How often do conversations about an important topic like business culture typically go nowhere?

How many thousands of dollars have been wasted on cultural change efforts which very seldom work?

The quick answers? Most of the time, and too many dollars!

Here is one of the big reasons business culture ‘transformations’ don’t work: often, no one clearly defines what is meant by ‘culture’. 

If they do, they don’t define the goal of the project that is driving the cultural evolution. 

Culture can be defined as ‘the pervasive values, beliefs and attitudes that characterise a company and guide its practices’.

Before starting any project focused on culture, it is crucial all parties involved are on the same page when it comes to this definition (or the definition they choose). 

If the project involves changing the culture, everyone needs to be clear and agreed on exactly what it is, within the organisation, they are trying to change, and what that looks like, once it is changed. 

A culture project needs to be run just as that – a project  applying the same discipline as would be applicable to any other project within your organisation.

So many organisations I am in contact with talk to me about cultural transformation. But when probed on the topic, they have very little detail about what they need to do differently and what is and isn’t working now.

It’s as though a brochure on business culture transformation has done the rounds and every organisation feels it needs to get on the bus and quick – ‘surely it will fix all our problems’.

The truth is, culture may not be your problem. But without real analysis, you will dive in without ever knowing this important fact. 

Leveraging business culture

What might be possible, if we stopped trying to ‘transform’ organisational cultures, and instead, started leveraging them?

Clients often tell me, “We need to transform our culture.”

Some want to be more innovative, while others want to be more consistent. Most want to introduce more accountability and collaboration.

My clients are convinced that a comprehensive overhaul of the culture is the only way to overcome the company’s resistance to major change.

If the current culture isn’t getting the organisation where it needs to go, intervention might be necessary, but transformation? Really?

Why not concentrate on figuring out how to optimise the existing culture’s best attributes?

What if we looked to implement and systematise new behaviours that fit well with the existing culture, rather than focus on stopping old practices and starting new ones.

Transforming means more major change. And as we all know, at least some of our employees do not do well with change. They oppose it, they fear it, they feel uncertain whenever it is around.

Leveraging, means acknowledging what is working within your existing culture and using that to your advantage.

It means building on business culture positives to promote and foster new and more productive behaviours, which feels much more like a natural step for most employees.

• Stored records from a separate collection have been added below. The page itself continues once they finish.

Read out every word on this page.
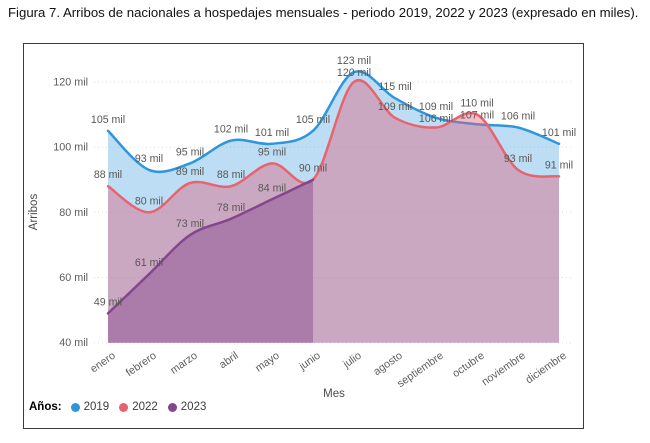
Figura 7. Arribos de nacionales a hospedajes mensuales - periodo 2019, 2022 y 2023 (expresado en miles).
40 mil
60 mil
80 mil
100 mil
120 mil
105 mil
88 mil
49 mil
93 mil
80 mil
61 mil
95 mil
89 mil
73 mil
102 mil
88 mil
78 mil
101 mil
95 mil
84 mil
105 mil
90 mil
123 mil
120 mil
115 mil
109 mil 109 mil
106 mil
110 mil
107 mil 106 mil
93 mil
101 mil
91 mil
enero febrero marzo abril mayo junio julio agosto
septiembre octubre
noviembre
diciembre
Arribos
Mes
Años: 2019 2022 2023
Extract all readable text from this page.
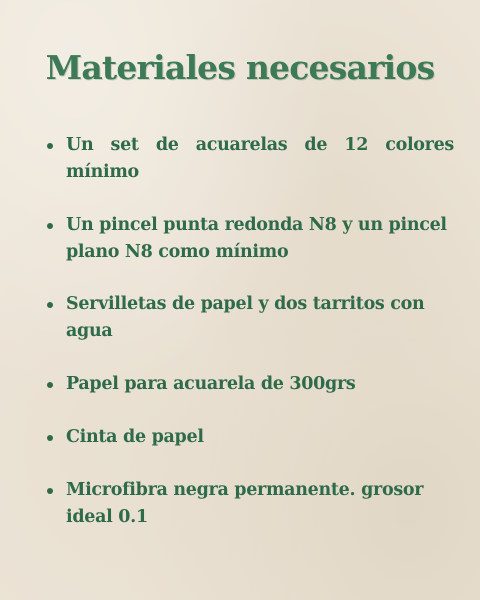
Materiales necesarios
Un set de acuarelas de 12 colores mínimo
Un pincel punta redonda N8 y un pincel plano N8 como mínimo
Servilletas de papel y dos tarritos con agua
Papel para acuarela de 300grs
Cinta de papel
Microfibra negra permanente. grosor ideal 0.1
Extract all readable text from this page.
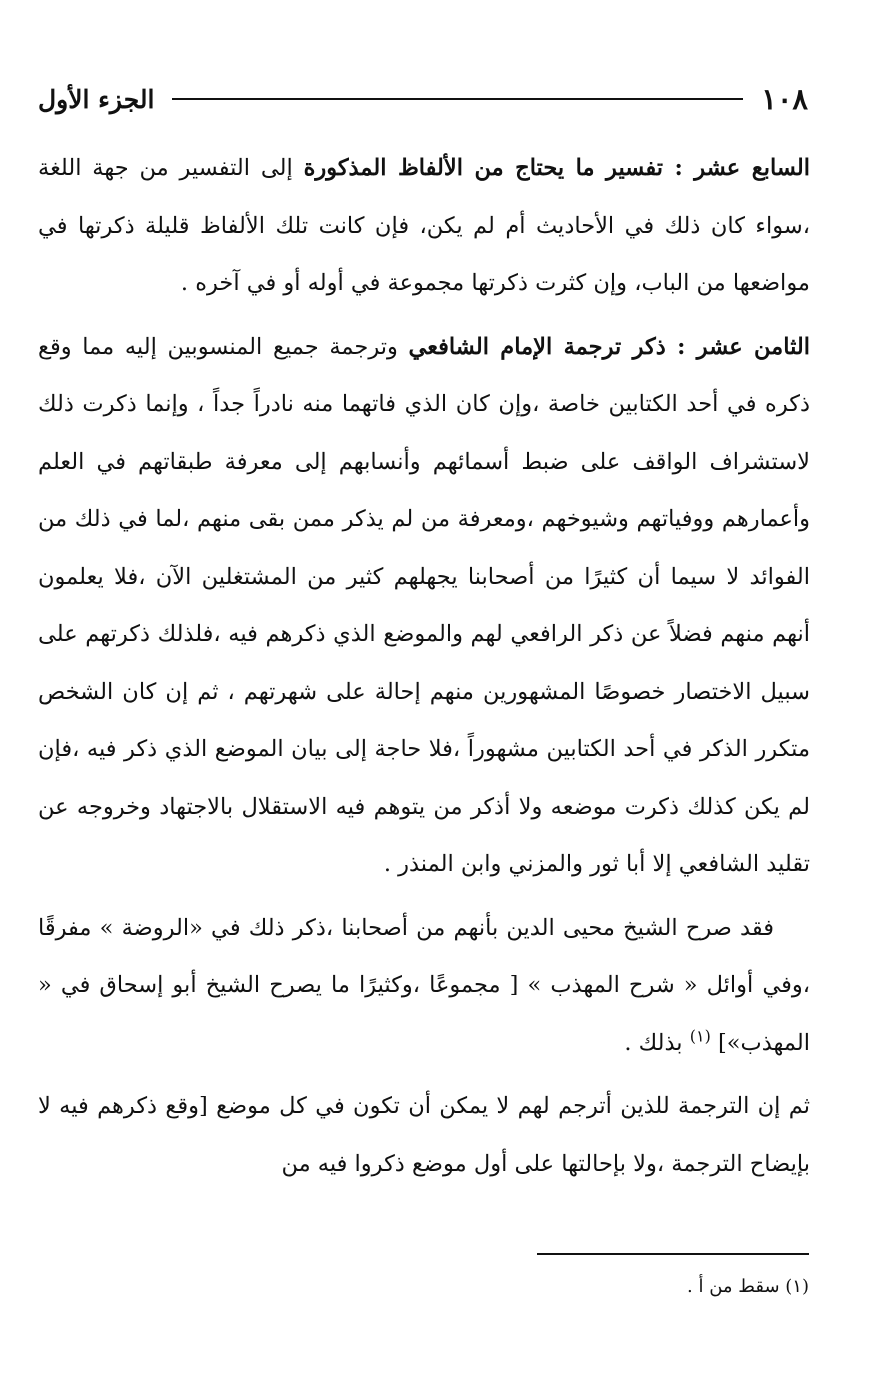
١٠٨
الجزء الأول

السابع عشر : تفسير ما يحتاج من الألفاظ المذكورة إلى التفسير من جهة اللغة ،سواء كان ذلك في الأحاديث أم لم يكن، فإن كانت تلك الألفاظ قليلة ذكرتها في مواضعها من الباب، وإن كثرت ذكرتها مجموعة في أوله أو في آخره .

الثامن عشر : ذكر ترجمة الإمام الشافعي وترجمة جميع المنسوبين إليه مما وقع ذكره في أحد الكتابين خاصة ،وإن كان الذي فاتهما منه نادراً جداً ، وإنما ذكرت ذلك لاستشراف الواقف على ضبط أسمائهم وأنسابهم إلى معرفة طبقاتهم في العلم وأعمارهم ووفياتهم وشيوخهم ،ومعرفة من لم يذكر ممن بقى منهم ،لما في ذلك من الفوائد لا سيما أن كثيرًا من أصحابنا يجهلهم كثير من المشتغلين الآن ،فلا يعلمون أنهم منهم فضلاً عن ذكر الرافعي لهم والموضع الذي ذكرهم فيه ،فلذلك ذكرتهم على سبيل الاختصار خصوصًا المشهورين منهم إحالة على شهرتهم ، ثم إن كان الشخص متكرر الذكر في أحد الكتابين مشهوراً ،فلا حاجة إلى بيان الموضع الذي ذكر فيه ،فإن لم يكن كذلك ذكرت موضعه ولا أذكر من يتوهم فيه الاستقلال بالاجتهاد وخروجه عن تقليد الشافعي إلا أبا ثور والمزني وابن المنذر .

فقد صرح الشيخ محيى الدين بأنهم من أصحابنا ،ذكر ذلك في «الروضة » مفرقًا ،وفي أوائل « شرح المهذب » [ مجموعًا ،وكثيرًا ما يصرح الشيخ أبو إسحاق في « المهذب»] $^{(١)}$ بذلك .

ثم إن الترجمة للذين أترجم لهم لا يمكن أن تكون في كل موضع [وقع ذكرهم فيه لا بإيضاح الترجمة ،ولا بإحالتها على أول موضع ذكروا فيه من

(١) سقط من أ .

What is the perfect culture?

There is no perfect business culture!

Continuous changes in the marketplace, customer motivations and technology all point to the need to develop an adaptive culture.

Adaptive means a culture that changes and evolves. Logically, that then means that no one, consistent culture is perfect for every situation or set of circumstances! 

Culture is also unique to each organisation. 
While doing things a certain way can be very positive for one company, trying to impose the same culture on another organisation can be devastating. 
This is a reason why some leaders thrive and others fail miserably if their styles are contradictory to the environment.

If you look hard enough, most organisations will find they already have pockets of people who practice the behaviours they desire  the basis for their perfect culture for ‘right now’.

It’s possible to draw on these positive aspects of your culture, turning them to your advantage, and offset some of the negative aspects as you go. 

Leaders should focus on the areas of overlap between the current and preferred culture, in order for culture change to feel like evolution instead of revolution. 

This will make the necessary changes less scary and decrease resistance.

Exploit business culture strengths

Clearly, cultural change — and even transformation — is sometimes necessary. 

If an organisation isn’t getting the results it desires, it likely needs to first look at the management, leaders and strategy. 

But it’s far too superficial and ineffective to take a deficit-based approach to culture change, pointing out all the flaws. It’s much more powerful to assess the culture’s strengths and exploit them.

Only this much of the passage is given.